Вечерело. Солнце уже находилось за горизонтом, но его лучи еще достигали облака, сказочной кривой саблей вытянувшегося над дальним темно-синим лесом. Нижний край облака, в который упирались лучи, светился тонкой полоской, как отточенное лезвие. Чуть в стороне от этого облака горела яркая звезда. Такие ясные зори обычно предвещают ночные заморозки. Время шло к холодам.

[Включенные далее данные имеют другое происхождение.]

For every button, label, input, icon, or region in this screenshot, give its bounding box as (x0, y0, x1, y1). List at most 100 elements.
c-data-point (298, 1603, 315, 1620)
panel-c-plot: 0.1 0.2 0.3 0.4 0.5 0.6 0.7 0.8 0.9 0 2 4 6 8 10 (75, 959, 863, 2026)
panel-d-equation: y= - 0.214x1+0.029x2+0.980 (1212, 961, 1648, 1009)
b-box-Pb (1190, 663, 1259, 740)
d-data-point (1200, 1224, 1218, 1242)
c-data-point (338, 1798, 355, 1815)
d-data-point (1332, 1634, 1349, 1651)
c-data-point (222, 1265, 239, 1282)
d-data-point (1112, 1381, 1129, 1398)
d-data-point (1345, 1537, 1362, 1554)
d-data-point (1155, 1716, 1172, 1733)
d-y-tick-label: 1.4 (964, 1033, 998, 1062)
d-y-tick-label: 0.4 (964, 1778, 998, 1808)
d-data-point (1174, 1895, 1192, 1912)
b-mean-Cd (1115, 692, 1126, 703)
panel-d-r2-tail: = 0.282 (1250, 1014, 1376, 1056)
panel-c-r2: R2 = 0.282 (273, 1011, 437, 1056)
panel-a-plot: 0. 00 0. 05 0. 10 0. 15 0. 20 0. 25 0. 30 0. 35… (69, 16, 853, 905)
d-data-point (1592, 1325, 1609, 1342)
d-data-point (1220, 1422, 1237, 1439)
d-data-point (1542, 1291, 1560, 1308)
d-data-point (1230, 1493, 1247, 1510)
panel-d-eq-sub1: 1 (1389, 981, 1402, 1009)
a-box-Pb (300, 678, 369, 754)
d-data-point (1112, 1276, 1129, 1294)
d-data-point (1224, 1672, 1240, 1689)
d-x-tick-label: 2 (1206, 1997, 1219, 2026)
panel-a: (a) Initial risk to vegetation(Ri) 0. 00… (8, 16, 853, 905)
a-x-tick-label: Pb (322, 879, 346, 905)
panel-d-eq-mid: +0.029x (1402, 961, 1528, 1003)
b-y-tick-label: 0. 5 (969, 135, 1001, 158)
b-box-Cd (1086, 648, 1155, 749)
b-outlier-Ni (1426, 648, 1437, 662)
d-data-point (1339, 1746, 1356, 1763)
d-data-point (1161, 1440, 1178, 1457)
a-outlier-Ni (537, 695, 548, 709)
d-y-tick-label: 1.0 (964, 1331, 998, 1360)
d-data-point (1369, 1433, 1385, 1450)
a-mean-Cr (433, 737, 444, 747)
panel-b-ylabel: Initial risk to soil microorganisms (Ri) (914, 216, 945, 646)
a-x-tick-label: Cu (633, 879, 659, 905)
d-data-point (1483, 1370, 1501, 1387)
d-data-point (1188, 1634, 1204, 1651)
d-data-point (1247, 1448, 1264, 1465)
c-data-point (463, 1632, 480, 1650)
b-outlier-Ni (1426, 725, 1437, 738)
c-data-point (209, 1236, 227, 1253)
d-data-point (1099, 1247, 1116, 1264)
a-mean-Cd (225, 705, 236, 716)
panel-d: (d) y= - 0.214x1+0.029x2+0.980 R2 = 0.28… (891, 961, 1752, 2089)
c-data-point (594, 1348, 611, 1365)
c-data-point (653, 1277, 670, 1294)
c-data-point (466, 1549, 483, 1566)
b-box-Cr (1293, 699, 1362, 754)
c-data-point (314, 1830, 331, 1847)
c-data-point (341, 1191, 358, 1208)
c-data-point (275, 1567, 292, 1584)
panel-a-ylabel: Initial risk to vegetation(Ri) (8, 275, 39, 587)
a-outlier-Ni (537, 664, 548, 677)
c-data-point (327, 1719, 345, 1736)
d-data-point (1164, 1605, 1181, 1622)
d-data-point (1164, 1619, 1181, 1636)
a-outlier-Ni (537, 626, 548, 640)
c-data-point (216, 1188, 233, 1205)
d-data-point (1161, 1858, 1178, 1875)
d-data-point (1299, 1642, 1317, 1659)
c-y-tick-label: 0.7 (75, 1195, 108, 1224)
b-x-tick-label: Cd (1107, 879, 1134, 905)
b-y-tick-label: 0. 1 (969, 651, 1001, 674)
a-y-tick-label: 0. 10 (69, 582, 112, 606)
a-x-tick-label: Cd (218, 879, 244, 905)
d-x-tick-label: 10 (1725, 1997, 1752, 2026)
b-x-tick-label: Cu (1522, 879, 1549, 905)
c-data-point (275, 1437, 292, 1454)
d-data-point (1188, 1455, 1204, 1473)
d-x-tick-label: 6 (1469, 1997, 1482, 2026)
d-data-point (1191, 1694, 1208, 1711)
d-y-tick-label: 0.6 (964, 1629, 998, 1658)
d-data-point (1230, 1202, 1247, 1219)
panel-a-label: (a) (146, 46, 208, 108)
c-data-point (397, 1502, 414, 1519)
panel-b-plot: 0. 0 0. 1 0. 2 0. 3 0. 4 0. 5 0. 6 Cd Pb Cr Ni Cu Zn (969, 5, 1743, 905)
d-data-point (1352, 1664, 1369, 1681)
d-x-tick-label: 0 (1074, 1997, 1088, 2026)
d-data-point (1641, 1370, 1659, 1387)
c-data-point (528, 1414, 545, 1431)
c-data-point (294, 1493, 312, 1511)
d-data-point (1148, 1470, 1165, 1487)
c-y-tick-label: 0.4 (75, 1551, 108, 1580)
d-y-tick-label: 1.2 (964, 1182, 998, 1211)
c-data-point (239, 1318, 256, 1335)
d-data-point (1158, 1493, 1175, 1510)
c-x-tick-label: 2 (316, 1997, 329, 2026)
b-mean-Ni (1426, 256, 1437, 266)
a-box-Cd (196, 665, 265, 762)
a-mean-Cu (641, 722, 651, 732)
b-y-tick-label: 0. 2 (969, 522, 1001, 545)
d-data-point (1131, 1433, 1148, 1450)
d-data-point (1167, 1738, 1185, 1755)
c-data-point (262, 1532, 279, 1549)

Ушаков шел и слышал, как под ногами шуршала высохшая трава. Из села доносилась тихая девичья песня. Еще не стемнело как следует, а молодежь, наверное, на бревнах у старосты собралась. В Алексеевке спокон веков так ведется: кто строится, у того на бревнах и гулянье собирается. Песни, пляски, игры — чего только не затевают!.. К молодым не приходят тягостные мысли, как к старикам. На уме у них другое. У них все впереди, а то, что впереди, обычно манит добрыми надеждами… "Дай Бог, чтобы им жилось лучше, чем их отцам и дедам", — думал Ушаков, прислушиваясь к доносившейся песне.

Когда Ушаков вернулся домой, в столовой горели свечи, на столе стоял самовар.

— Где пропадал, батюшка? — поднялся навстречу Федор, встревоженный его долгим отсутствием. — Я уже собирался людей посылать, тебя искать.

— Где Федор Иванович?

— У себя сидит. Ужинать не стал, чаю ему туда отнесли. А ты как, батюшка, ужинать будешь?

— Не хочется, пойду лучше спать, — сказал Ушаков и направился к себе.

Утром в столовой завтракали без гостя. Федор поднимался будить его, но не добудился. Федор Иванович встал перед самым обедом. Умылся, выпил квасу и пошел в кабинет к дядюшке, не забыв прихватить с собой папку с рукописью.

— Спать, что ли, к нам пожаловал? — с притворной строгостью пожурил его Ушаков. — У нас так не принято. У нас с петухами встают.

— Всю ночь, дядюшка, над вашей рукописью сидел, оттого и завтрак проспал, — отвечал Федор Иванович, кладя папку на стол.

На лице Ушакова шутливость сменилась выражением обеспокоенности:

— Что скажешь?

— Без лести, дядюшка, скажу: добрые записки получились. С интересом читал.

— Я про конец спрашиваю: к месту там всякие рассуждения или выбросить?

— Не знаю, дядюшка. На вашем месте я бы оставил. Рассуждения ваши островов касаются, а не России. Хотя, — добавил Федор Иванович, теряя уверенность, — недруги ваши могут по-всякому повернуть…

— То-то и оно, что могут. — Ушаков тяжело вздохнул. — Придется, видно, послушаться Филарета, переделать конец.

Внизу ударил колокол: Федор звал на обед.

Спускаясь по лестнице, Ушаков спросил племянника:

— Чем сегодня займемся?

— Хотелось бы в монастырь сходить, праху деда Федора поклониться.

— Что ж, в монастырь так в монастырь, — согласился Ушаков. Пообедаем да и двинемся пешочком.